I am working to set up a custom view for Auspice. I have found the documentation and example config json files; however, I do not have a good sense of what valid inputs for some of the sections are if I want to go outside the parameters of the examples.

For example, in the ‘colorings’ subheading, if I want the ‘Clades’ color as defined during the run, must I specify it in the colorings options and if so how? I understand you can color by metadata from the metadata file, but there are additional pieces of information generated during the run, which I do not know the backend naming. The same goes for filters. I was able to find '“clade_membership” in the default auspice json, but took me awhile to think to look there.

Is there a document that has information with valid inputs for auspice: ‘display_defaults (and subheadings withing)’, ‘filters’, ‘panels’, 'colorings (those not included in metadata)?

Answered my own question partly:

Hi Mike – I think there’s two slightly different questions being asked so I’ll answer in two parts!

  1. How to define how auspice looks when loaded

For a given dataset within auspice, there is a large space of different views a user can take the viz in (e.g. changing coloring, changing the tree layout, toggling on/off different panels, zooming into the tree, selecting a time slice). A dataset (JSON) can define the defaults for a few of these and URL queries can define a lot of them – these are best explained in the “View Settings” doc page you’ve found or by looking at the dataset JSON schema. Feel free to ask questions here too!

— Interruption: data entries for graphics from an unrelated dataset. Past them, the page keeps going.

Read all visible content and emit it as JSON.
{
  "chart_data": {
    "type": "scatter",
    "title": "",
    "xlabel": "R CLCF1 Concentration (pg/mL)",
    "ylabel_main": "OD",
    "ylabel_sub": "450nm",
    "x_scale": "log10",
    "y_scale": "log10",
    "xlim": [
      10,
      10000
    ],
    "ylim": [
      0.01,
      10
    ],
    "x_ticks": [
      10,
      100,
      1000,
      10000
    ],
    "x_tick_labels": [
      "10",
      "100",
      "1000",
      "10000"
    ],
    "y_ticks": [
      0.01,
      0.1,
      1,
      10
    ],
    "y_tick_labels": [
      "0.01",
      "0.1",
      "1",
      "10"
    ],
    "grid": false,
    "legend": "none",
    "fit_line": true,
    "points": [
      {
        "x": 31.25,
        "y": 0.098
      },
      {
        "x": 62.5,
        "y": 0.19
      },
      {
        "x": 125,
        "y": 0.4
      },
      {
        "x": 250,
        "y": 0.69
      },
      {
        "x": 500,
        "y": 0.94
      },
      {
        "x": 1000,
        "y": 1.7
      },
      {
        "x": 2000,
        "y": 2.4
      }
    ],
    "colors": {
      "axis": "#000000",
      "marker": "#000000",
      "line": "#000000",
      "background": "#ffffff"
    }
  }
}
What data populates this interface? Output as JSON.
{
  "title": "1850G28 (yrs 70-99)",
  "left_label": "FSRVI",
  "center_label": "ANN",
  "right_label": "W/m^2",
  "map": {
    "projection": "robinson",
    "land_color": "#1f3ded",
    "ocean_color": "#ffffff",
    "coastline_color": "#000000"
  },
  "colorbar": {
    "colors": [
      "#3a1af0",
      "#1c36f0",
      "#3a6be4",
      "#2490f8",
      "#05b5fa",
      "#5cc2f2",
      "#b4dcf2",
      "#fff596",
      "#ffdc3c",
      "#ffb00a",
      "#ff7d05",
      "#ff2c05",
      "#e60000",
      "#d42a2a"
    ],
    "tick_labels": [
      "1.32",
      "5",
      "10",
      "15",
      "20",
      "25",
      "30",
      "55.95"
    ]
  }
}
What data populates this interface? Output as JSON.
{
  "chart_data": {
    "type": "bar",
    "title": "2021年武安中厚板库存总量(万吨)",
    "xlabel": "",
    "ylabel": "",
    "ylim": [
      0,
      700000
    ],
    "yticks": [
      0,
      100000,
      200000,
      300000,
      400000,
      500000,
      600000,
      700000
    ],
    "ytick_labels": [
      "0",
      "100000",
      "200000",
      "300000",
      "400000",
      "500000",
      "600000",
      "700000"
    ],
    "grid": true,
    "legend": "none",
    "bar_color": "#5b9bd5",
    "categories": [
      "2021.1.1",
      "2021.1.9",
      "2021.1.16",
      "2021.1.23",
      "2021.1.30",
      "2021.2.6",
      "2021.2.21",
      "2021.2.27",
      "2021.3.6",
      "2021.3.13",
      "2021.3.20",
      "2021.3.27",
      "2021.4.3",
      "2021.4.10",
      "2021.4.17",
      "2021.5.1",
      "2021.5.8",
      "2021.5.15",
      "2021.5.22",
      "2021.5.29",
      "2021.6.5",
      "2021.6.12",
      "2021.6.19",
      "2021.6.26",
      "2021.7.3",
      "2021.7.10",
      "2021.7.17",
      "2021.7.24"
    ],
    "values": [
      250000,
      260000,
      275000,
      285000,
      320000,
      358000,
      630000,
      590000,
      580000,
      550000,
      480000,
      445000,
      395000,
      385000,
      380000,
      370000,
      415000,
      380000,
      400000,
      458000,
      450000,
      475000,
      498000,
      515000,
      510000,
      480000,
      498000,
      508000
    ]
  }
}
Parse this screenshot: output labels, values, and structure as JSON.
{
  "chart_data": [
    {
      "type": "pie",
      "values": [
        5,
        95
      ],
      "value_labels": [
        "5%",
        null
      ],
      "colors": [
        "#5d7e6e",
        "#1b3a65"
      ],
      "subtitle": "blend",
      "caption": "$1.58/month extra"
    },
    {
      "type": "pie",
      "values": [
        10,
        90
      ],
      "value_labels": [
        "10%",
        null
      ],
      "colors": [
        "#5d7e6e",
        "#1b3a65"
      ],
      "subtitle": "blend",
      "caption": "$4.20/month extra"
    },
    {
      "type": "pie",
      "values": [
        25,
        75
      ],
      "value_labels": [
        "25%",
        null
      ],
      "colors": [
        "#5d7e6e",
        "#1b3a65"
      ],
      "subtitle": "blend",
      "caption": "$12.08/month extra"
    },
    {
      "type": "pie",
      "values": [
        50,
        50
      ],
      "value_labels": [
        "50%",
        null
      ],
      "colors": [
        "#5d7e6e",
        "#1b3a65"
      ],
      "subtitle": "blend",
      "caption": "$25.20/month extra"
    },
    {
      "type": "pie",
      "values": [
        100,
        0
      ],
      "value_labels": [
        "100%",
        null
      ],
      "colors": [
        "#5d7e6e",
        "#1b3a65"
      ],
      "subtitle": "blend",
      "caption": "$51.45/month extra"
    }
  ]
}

Note that such a view must be available within the dataset – for instance, you can’t set a default coloring to “age” if age doesn’t exist as a coloring in the dataset JSON.

  1. How to make certain options (e.g. colorings) available in Auspice

In theory, the dataset JSON schema (link above) defines how one should define a particular coloring in the JSON for auspice to be able to read it. In practice, this boils down to the augur export command which is what produces the JSON file in most situations. The docs could be better here, but a good place to start is here – in essence augur export needs to be told which bits of metadata and generated data should be exported as valid colorings, and what names they should be given. This approach allows augur export to be agnostic about the tools used to generate such data.

The clades example is a good one as it’s one of the most complex :scream: (due to historical reasons). If you are running augur clades then this will produce an intermediate JSON which associates nodes on the tree with a “clade_membership” value. Normally, for this to be in the resulting dataset JSON, two things are required:

  • (i) this file is provided as an input to augur export's --node-data argument
  • (ii) a entry in the config JSON (supplied to augur export's --auspice_config argument) along the lines of
"colorings": [
      {
      "key": "clade_membership",
      "title": "Clade",
      "type": "categorical"
    }
]

BUT clades is an exeption to the general rule in that part (ii) is not needed – augur export will automagically create a coloring for Clade if it is given a suitable node data JSON which defines “clade_membership” values. This is why you don’t see such an entry in the config JSON behind nextstrain.org/ncov/global, but clade is indeed a valid coloring in that dataset.

Please don’t hesitate to ask any further questions!

Thanks very much! I really appreciate the extra details you provided.